Gli abusi avvenivano settimanalmente, a volte anche più di una volta nell’arco dei 7 giorni. Ma Kevin non ha denunciato per paura di quello che ha definito, anche di fronte ai giudici, «un uomo violento e pericoloso, per i miei fratelli e per mia madre». Questo fino al 2021.

È allora che il quindicenne non riesce più a sopportare e rivela tutto prima al fidanzatino dell’epoca e poi a un’amica.
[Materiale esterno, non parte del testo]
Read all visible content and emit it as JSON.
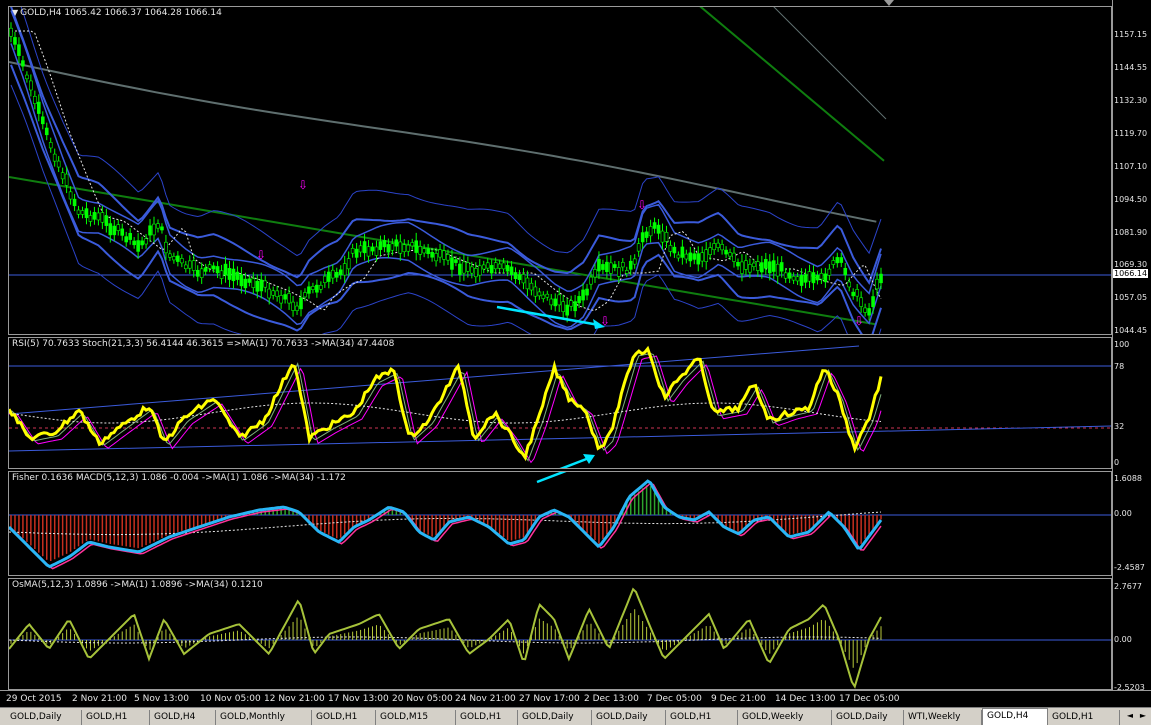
{
  "main": {
    "header": "GOLD,H4  1065.42 1066.37 1064.28 1066.14",
    "price_labels": [
      "1157.15",
      "1144.55",
      "1132.30",
      "1119.70",
      "1107.10",
      "1094.50",
      "1081.90",
      "1069.30",
      "1057.05",
      "1044.45"
    ],
    "current_price": "1066.14",
    "colors": {
      "bull": "#00ff00",
      "bear": "#00ff00",
      "bands": "#3b5bdb",
      "bands_thin": "#2b43c9",
      "ma_green": "#0f7d0f",
      "ma_gray": "#5f6f6f",
      "signal": "#ff00ff",
      "arrow": "#00e5ff"
    }
  },
  "rsi": {
    "header": "RSI(5) 70.7633  Stoch(21,3,3) 56.4144 46.3615  =>MA(1) 70.7633  ->MA(34) 47.4408",
    "labels": [
      "100",
      "78",
      "32",
      "0"
    ]
  },
  "macd": {
    "header": "Fisher 0.1636  MACD(5,12,3) 1.086 -0.004  ->MA(1) 1.086  ->MA(34) -1.172",
    "labels": [
      "1.6088",
      "0.00",
      "-2.4587"
    ]
  },
  "osma": {
    "header": "OsMA(5,12,3) 1.0896  ->MA(1) 1.0896  ->MA(34) 0.1210",
    "labels": [
      "2.7677",
      "0.00",
      "-2.5203"
    ]
  },
  "time_labels": [
    "29 Oct 2015",
    "2 Nov 21:00",
    "5 Nov 13:00",
    "10 Nov 05:00",
    "12 Nov 21:00",
    "17 Nov 13:00",
    "20 Nov 05:00",
    "24 Nov 21:00",
    "27 Nov 17:00",
    "2 Dec 13:00",
    "7 Dec 05:00",
    "9 Dec 21:00",
    "14 Dec 13:00",
    "17 Dec 05:00"
  ],
  "tabs": [
    "GOLD,Daily",
    "GOLD,H1",
    "GOLD,H4",
    "GOLD,Monthly",
    "GOLD,H1",
    "GOLD,M15",
    "GOLD,H1",
    "GOLD,Daily",
    "GOLD,Daily",
    "GOLD,H1",
    "GOLD,Weekly",
    "GOLD,Daily",
    "WTI,Weekly",
    "GOLD,H4",
    "GOLD,H1"
  ],
  "active_tab_index": 13
}
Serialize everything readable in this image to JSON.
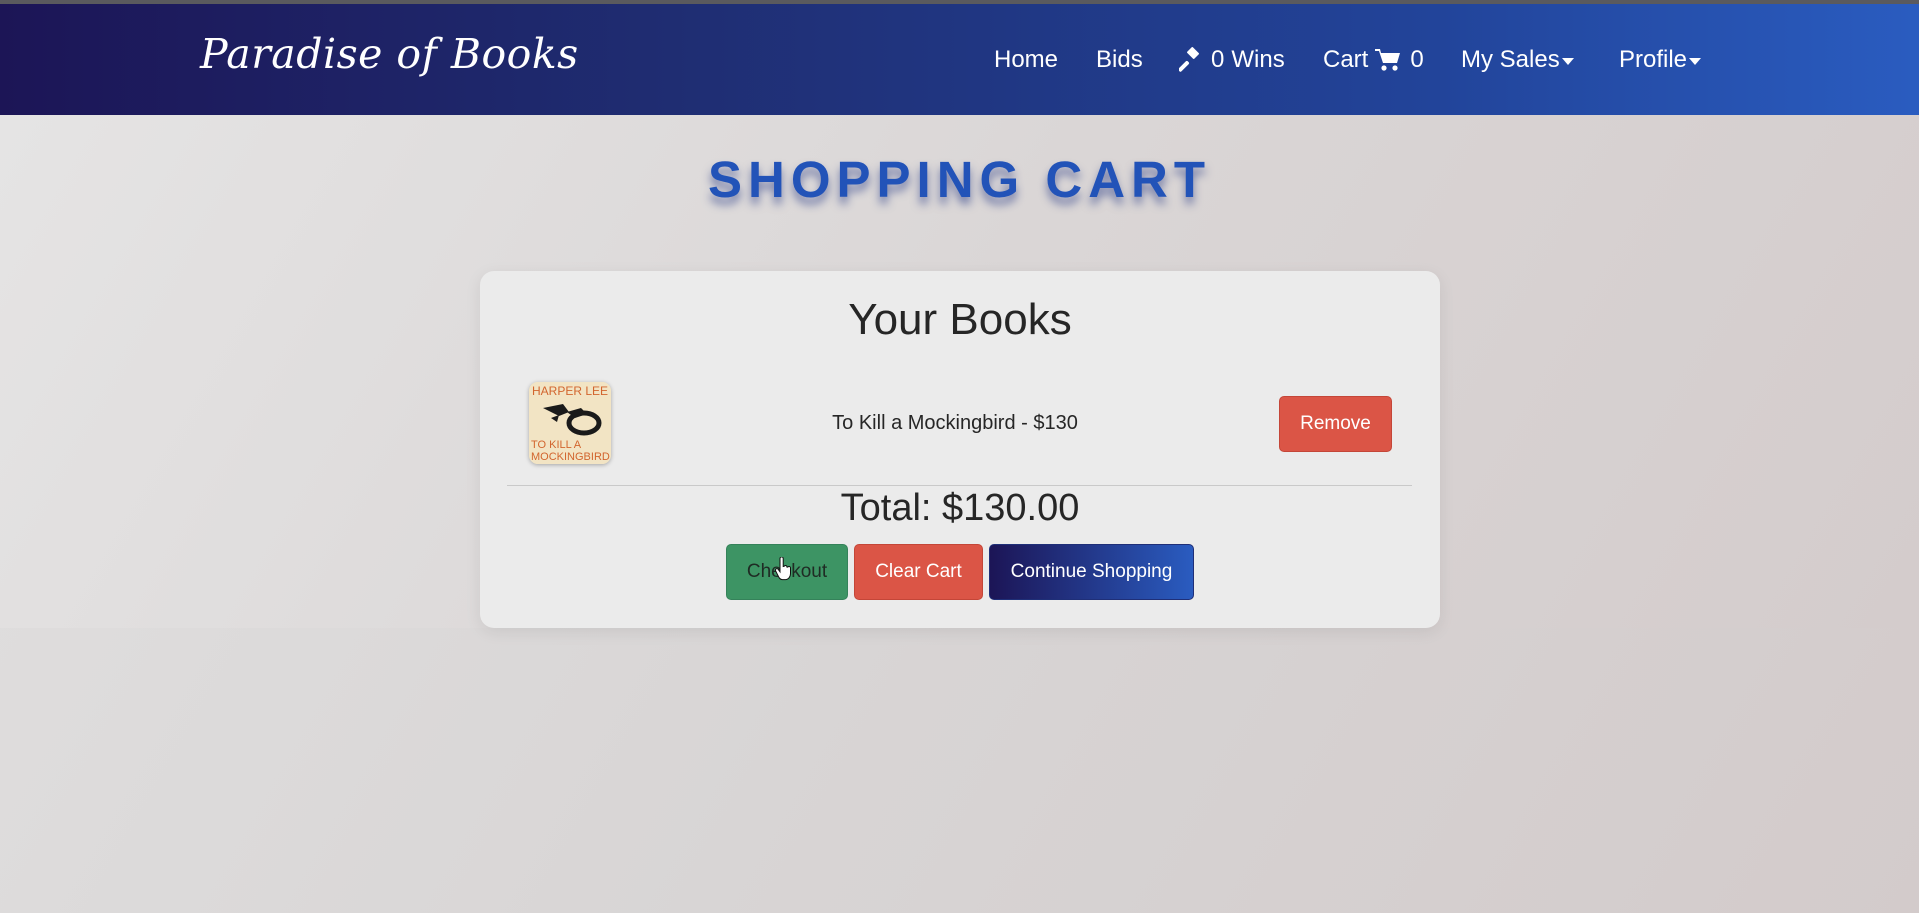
{
  "navbar": {
    "brand": "Paradise of Books",
    "links": {
      "home": "Home",
      "bids": "Bids",
      "wins_count": "0",
      "wins_label": "Wins",
      "cart_label": "Cart",
      "cart_count": "0",
      "my_sales": "My Sales",
      "profile": "Profile"
    },
    "icons": {
      "wins": "gavel-icon",
      "cart": "shopping-cart-icon",
      "dropdown": "caret-down-icon"
    }
  },
  "page": {
    "title": "SHOPPING CART"
  },
  "cart": {
    "heading": "Your Books",
    "items": [
      {
        "text": "To Kill a Mockingbird - $130",
        "cover": {
          "author": "HARPER LEE",
          "title_line1": "TO KILL A",
          "title_line2": "MOCKINGBIRD"
        },
        "remove_label": "Remove"
      }
    ],
    "total": "Total: $130.00",
    "buttons": {
      "checkout": "Checkout",
      "clear": "Clear Cart",
      "continue": "Continue Shopping"
    }
  },
  "colors": {
    "navbar_start": "#1c1556",
    "navbar_end": "#2a5cc0",
    "title_blue": "#2253b8",
    "danger": "#db5546",
    "success": "#3d9464"
  }
}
Il ragazzo lo invita a denunciare e a conservare le prove biologiche di quanto avviene in un barattolo. La ragazza, invece, gli consiglia di rivolgersi al Telefono Azzurro.

Nella chat con l’operatore del 114 la vittima racconta alcuni degli episodi di violenze sessuali subite. E quelli di violenza psicologica da parte della madre, che lo chiama “falso”, “ladro” e altri epiteti offensivi.

Rivela anche i suoi timori relativi al fatto che teme l’eventualità che ai suoi fratelli capiti ciò che sta subendo lui.

Scatta la denuncia, Kevin viene allontanato dalla sua famiglia. È in quel momento che consegna alle forze dell’ordine il barattolo con le prove organiche che ha conservato nel suo comodino. Dopo i riscontri dei Ris sul dna del contenuto di quel vasetto il patrigno viene arrestato.

Sugli esiti delle analisi scientifiche e sui racconti «caotici della parte offesa» la difesa ha basato la sua arringa, ma la corte ha deciso di condannare l’uomo.

Kevin vive ora in una casa famiglia, lì è supportato da operatori e in cura con psicoterapeuti. Lì per la prima volta, non è più invisibile.